Lake itty bitty Titicaca. Our final excursion in Peru. Sitting at over 4000 meters, it is the highest navigable lake in the world. On the ballot for the new seven natural wonders of the world, this destination was not something I was about to pass up. but then, that was never the question. What Lenay and I had been debating over the last week was how to get there. Between taking a travel agency and journeying it on my own, I felt like such a high profile destination would be a cakewalk in procuring an agency. I just wanted to cut out the middle man in Cusco. I'm cheap, really.
As it turned out, my Swiss roomate Alexia was making a detour through Puno on her way to work at Arequipa. relying on the old maxim of safety in numbers, Lenay eventually came around to risking it on our own. After all, I'm approached by twenty travel agencies in Cusco every day. There's bound to be one or two in Puno. So after Alexia's tearful goodbye to Pati and our family, we took a three sol cab ride to terminal terrestre, and left Cusco on the San Martin Line, bound for Puno.

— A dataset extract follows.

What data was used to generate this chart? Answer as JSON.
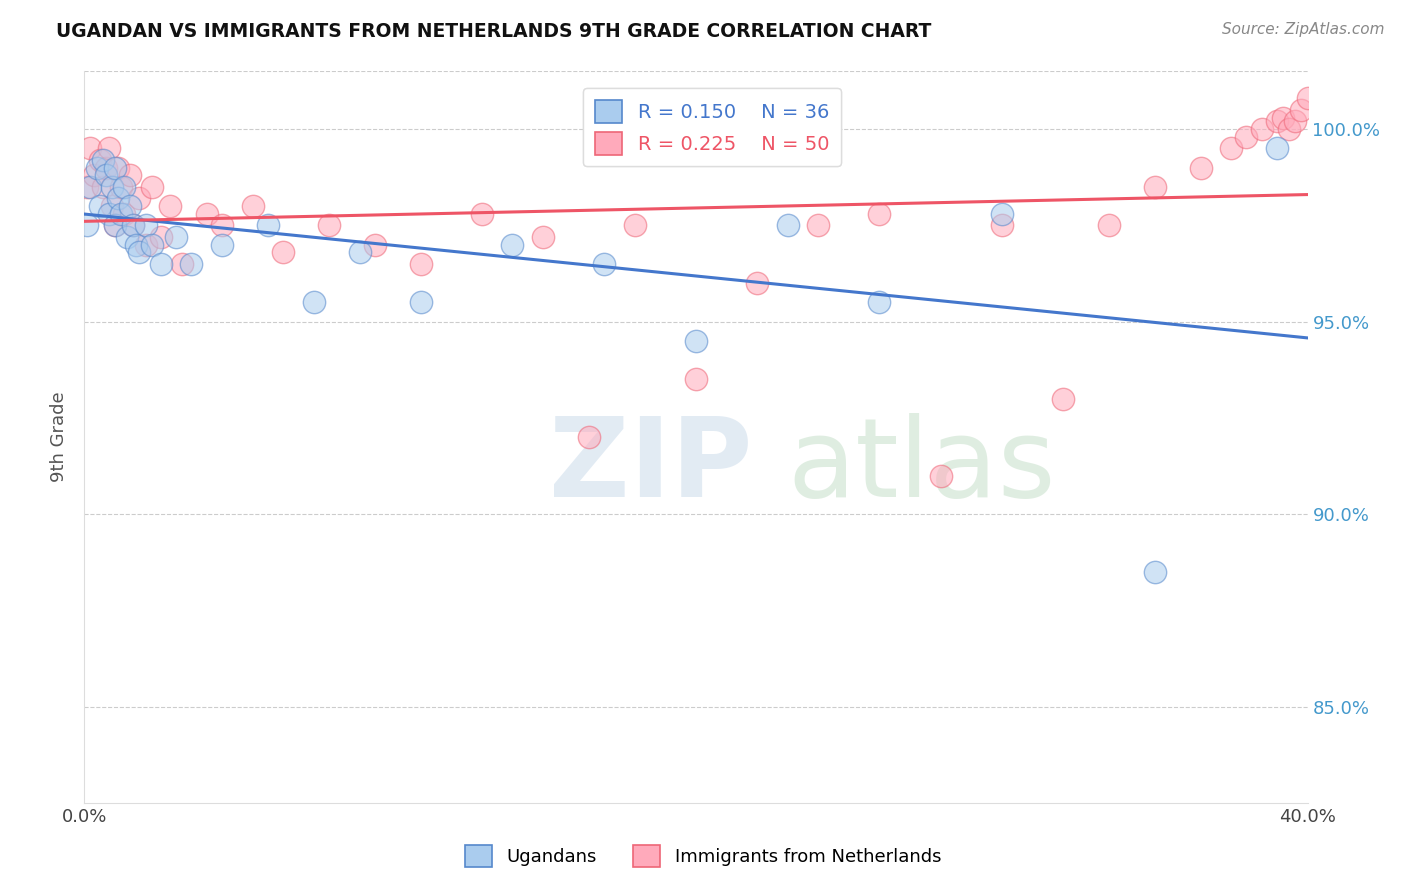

The ride to Puno was unique for two reasons. First, this was the first time I got to enjoy the lower level of those double decker monstrosities. Eating bananas and bread while reclining in a bed like coach seat, we were all entertained with a pirate copy of Rambo 4, liberating villages somewhere far off in east Asia. After ninety minutes or so of explosions, severed limbs and fascist killing, our bus rolled to a stop at one of the regular highway checkpoints. Accustomed to these stops, no one gave it any mind. An hour later or so I could see three Peruvian cops haranguing the bus driver through my fogged up window. Lenay asked me what I thought the problem could be. Dryly responding,' oh he probably hasn't been driving with his lights on or something.' I didn't give it much thought after that. Another passenger boarded the bus ten minutes later however, and nervously informed the rest of us that the driver had indeed been driving with only one functional (of four) headlights. Well that was an ironic kick in the teeth. It goes with out saying that the next three hours were spent anxious, watching the coach's flashers flicker on with every oncoming car. I do not recommend putting your life in the hands of a Peruvian bus driver, who drives through the Andes soley by memory. For some reason it just does not seem like the best idea.